Three new commands under client/cmd/:

kb bulk-remove --tags "draft,old" --type note --force --yes
kb bulk-tag --tags "agent:mybot" --add "reviewed" --remove "pending" --yes
kb bulk-set-tags --ids "1,5,12" --tags "clean,final" --yes

Filter flags (shared): --tags, --type, --ids (comma-separated), --from-id, --to-id, --force Confirmation: --yes / -y to skip interactive prompt.

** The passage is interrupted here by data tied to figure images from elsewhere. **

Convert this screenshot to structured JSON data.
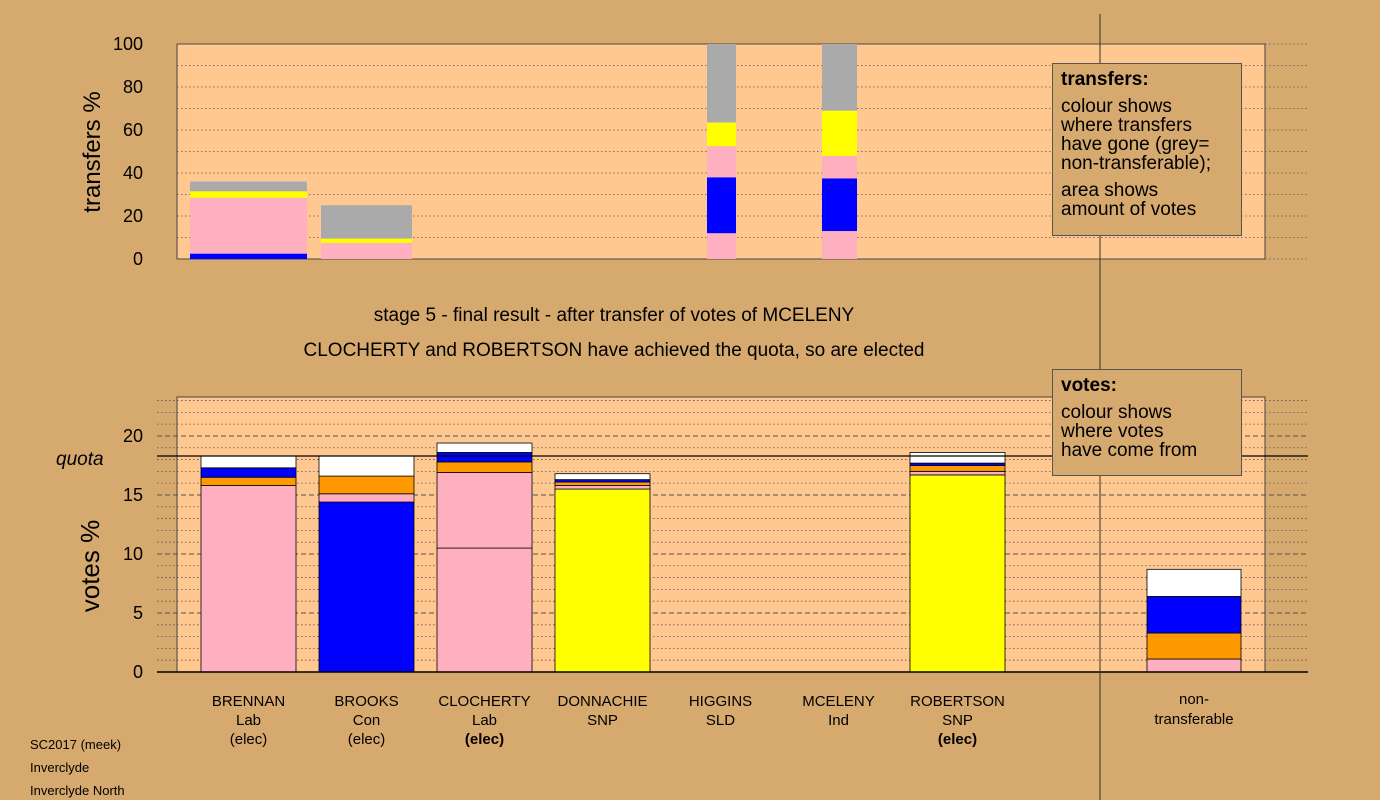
{
  "chart_data": [
    {
      "type": "bar",
      "name": "transfers",
      "ylabel": "transfers %",
      "ylim": [
        0,
        100
      ],
      "yticks": [
        0,
        20,
        40,
        60,
        80,
        100
      ],
      "bars": [
        {
          "candidate": "BRENNAN",
          "segments": [
            {
              "color": "#0000ff",
              "from": 0,
              "to": 2.5
            },
            {
              "color": "#ffb0c0",
              "from": 2.5,
              "to": 28.5
            },
            {
              "color": "#ffff00",
              "from": 28.5,
              "to": 31.5
            },
            {
              "color": "#aaaaaa",
              "from": 31.5,
              "to": 36
            }
          ]
        },
        {
          "candidate": "BROOKS",
          "segments": [
            {
              "color": "#ffb0c0",
              "from": 0,
              "to": 7.5
            },
            {
              "color": "#ffff00",
              "from": 7.5,
              "to": 9.5
            },
            {
              "color": "#aaaaaa",
              "from": 9.5,
              "to": 25
            }
          ]
        },
        {
          "candidate": "HIGGINS",
          "segments": [
            {
              "color": "#ffb0c0",
              "from": 0,
              "to": 12
            },
            {
              "color": "#0000ff",
              "from": 12,
              "to": 38
            },
            {
              "color": "#ffb0c0",
              "from": 38,
              "to": 52.5
            },
            {
              "color": "#ffff00",
              "from": 52.5,
              "to": 63.5
            },
            {
              "color": "#aaaaaa",
              "from": 63.5,
              "to": 100
            }
          ]
        },
        {
          "candidate": "MCELENY",
          "segments": [
            {
              "color": "#ffb0c0",
              "from": 0,
              "to": 13
            },
            {
              "color": "#0000ff",
              "from": 13,
              "to": 37.5
            },
            {
              "color": "#ffb0c0",
              "from": 37.5,
              "to": 48
            },
            {
              "color": "#ffff00",
              "from": 48,
              "to": 69
            },
            {
              "color": "#aaaaaa",
              "from": 69,
              "to": 100
            }
          ]
        }
      ]
    },
    {
      "type": "bar",
      "name": "votes",
      "ylabel": "votes %",
      "ylim": [
        0,
        23.3
      ],
      "yticks": [
        0,
        5,
        10,
        15,
        20
      ],
      "quota": 18.3,
      "quota_label": "quota",
      "categories": [
        {
          "name": "BRENNAN",
          "party": "Lab",
          "status": "(elec)",
          "bold": false,
          "segments": [
            {
              "color": "#ffb0c0",
              "from": 0,
              "to": 15.8
            },
            {
              "color": "#ff9900",
              "from": 15.8,
              "to": 16.5
            },
            {
              "color": "#0000ff",
              "from": 16.5,
              "to": 17.3
            },
            {
              "color": "#ffffff",
              "from": 17.3,
              "to": 18.3
            }
          ]
        },
        {
          "name": "BROOKS",
          "party": "Con",
          "status": "(elec)",
          "bold": false,
          "segments": [
            {
              "color": "#0000ff",
              "from": 0,
              "to": 14.4
            },
            {
              "color": "#ffb0c0",
              "from": 14.4,
              "to": 15.1
            },
            {
              "color": "#ff9900",
              "from": 15.1,
              "to": 16.6
            },
            {
              "color": "#ffffff",
              "from": 16.6,
              "to": 18.3
            }
          ]
        },
        {
          "name": "CLOCHERTY",
          "party": "Lab",
          "status": "(elec)",
          "bold": true,
          "segments": [
            {
              "color": "#ffb0c0",
              "from": 0,
              "to": 10.5
            },
            {
              "color": "#ffb0c0",
              "from": 10.5,
              "to": 16.9
            },
            {
              "color": "#ff9900",
              "from": 16.9,
              "to": 17.8
            },
            {
              "color": "#0000ff",
              "from": 17.8,
              "to": 18.6
            },
            {
              "color": "#ffffff",
              "from": 18.6,
              "to": 19.4
            }
          ]
        },
        {
          "name": "DONNACHIE",
          "party": "SNP",
          "status": "",
          "bold": false,
          "segments": [
            {
              "color": "#ffff00",
              "from": 0,
              "to": 15.5
            },
            {
              "color": "#ffb0c0",
              "from": 15.5,
              "to": 15.8
            },
            {
              "color": "#ff9900",
              "from": 15.8,
              "to": 16.1
            },
            {
              "color": "#0000ff",
              "from": 16.1,
              "to": 16.3
            },
            {
              "color": "#ffffff",
              "from": 16.3,
              "to": 16.8
            }
          ]
        },
        {
          "name": "HIGGINS",
          "party": "SLD",
          "status": "",
          "bold": false,
          "segments": []
        },
        {
          "name": "MCELENY",
          "party": "Ind",
          "status": "",
          "bold": false,
          "segments": []
        },
        {
          "name": "ROBERTSON",
          "party": "SNP",
          "status": "(elec)",
          "bold": true,
          "segments": [
            {
              "color": "#ffff00",
              "from": 0,
              "to": 16.7
            },
            {
              "color": "#ffb0c0",
              "from": 16.7,
              "to": 17.0
            },
            {
              "color": "#ff9900",
              "from": 17.0,
              "to": 17.5
            },
            {
              "color": "#0000ff",
              "from": 17.5,
              "to": 17.7
            },
            {
              "color": "#ffffff",
              "from": 17.7,
              "to": 18.6
            }
          ]
        }
      ],
      "nontransferable": {
        "label1": "non-",
        "label2": "transferable",
        "segments": [
          {
            "color": "#ffb0c0",
            "from": 0,
            "to": 1.1
          },
          {
            "color": "#ff9900",
            "from": 1.1,
            "to": 3.3
          },
          {
            "color": "#0000ff",
            "from": 3.3,
            "to": 6.4
          },
          {
            "color": "#ffffff",
            "from": 6.4,
            "to": 8.7
          }
        ]
      }
    }
  ],
  "title1": "stage 5 - final result - after transfer of votes of MCELENY",
  "title2": "CLOCHERTY and ROBERTSON have achieved the quota, so are elected",
  "legend_transfers": {
    "head": "transfers:",
    "l1": "colour shows",
    "l2": "where transfers",
    "l3": "have gone (grey=",
    "l4": "non-transferable);",
    "l5": "area shows",
    "l6": "amount of votes"
  },
  "legend_votes": {
    "head": "votes:",
    "l1": "colour shows",
    "l2": "where votes",
    "l3": "have come from"
  },
  "footer": {
    "line1": "SC2017 (meek)",
    "line2": "Inverclyde",
    "line3": "Inverclyde North"
  },
  "colors": {
    "background": "#d6a96f",
    "plot_bg": "#ffc890",
    "gridline": "#555555"
  }
}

Without --yes, the CLI first shows the match count and asks for confirmation:

This will delete 47 documents matching: tags=[draft,old] type=note
Proceed? [y/N]

10. Engine config for safety threshold

New env var: KB_BULK_SAFETY_PERCENT (integer, default 70). Added to engine/kb/config.py.

Risks / Trade-offs

  • [Bulk delete is irreversible] → Safety threshold mitigates accidental mass deletion. CLI requires interactive confirmation. No undo mechanism — this is deliberate to keep the system simple.
  • [Naming collision: tags as filter vs operation] → The tags parameter in bulk_tags selects documents, while add/remove specifies the tag changes. Clear naming and tool descriptions mitigate confusion. Engine request model uses the same field name as the existing list/search filter.
  • [SQLite lock during large bulk ops] → A single transaction deleting 5000 documents will hold a write lock. With WAL mode, readers are not blocked. The lock duration should be under a few seconds for typical workloads.
  • [Breaking change: collection removal] → Any MCP client relying on collection parameters will break. Since collections were only recently added and are not widely deployed, this is acceptable. Existing collection:* tags in the database remain as regular tags — they still work as filters, just without special treatment.
  • [Jobs table overload] → Bulk operations add a new job type to a table designed for ingestion jobs. The schema change is minimal (one new column) and the audit trail value outweighs the mixing of concerns.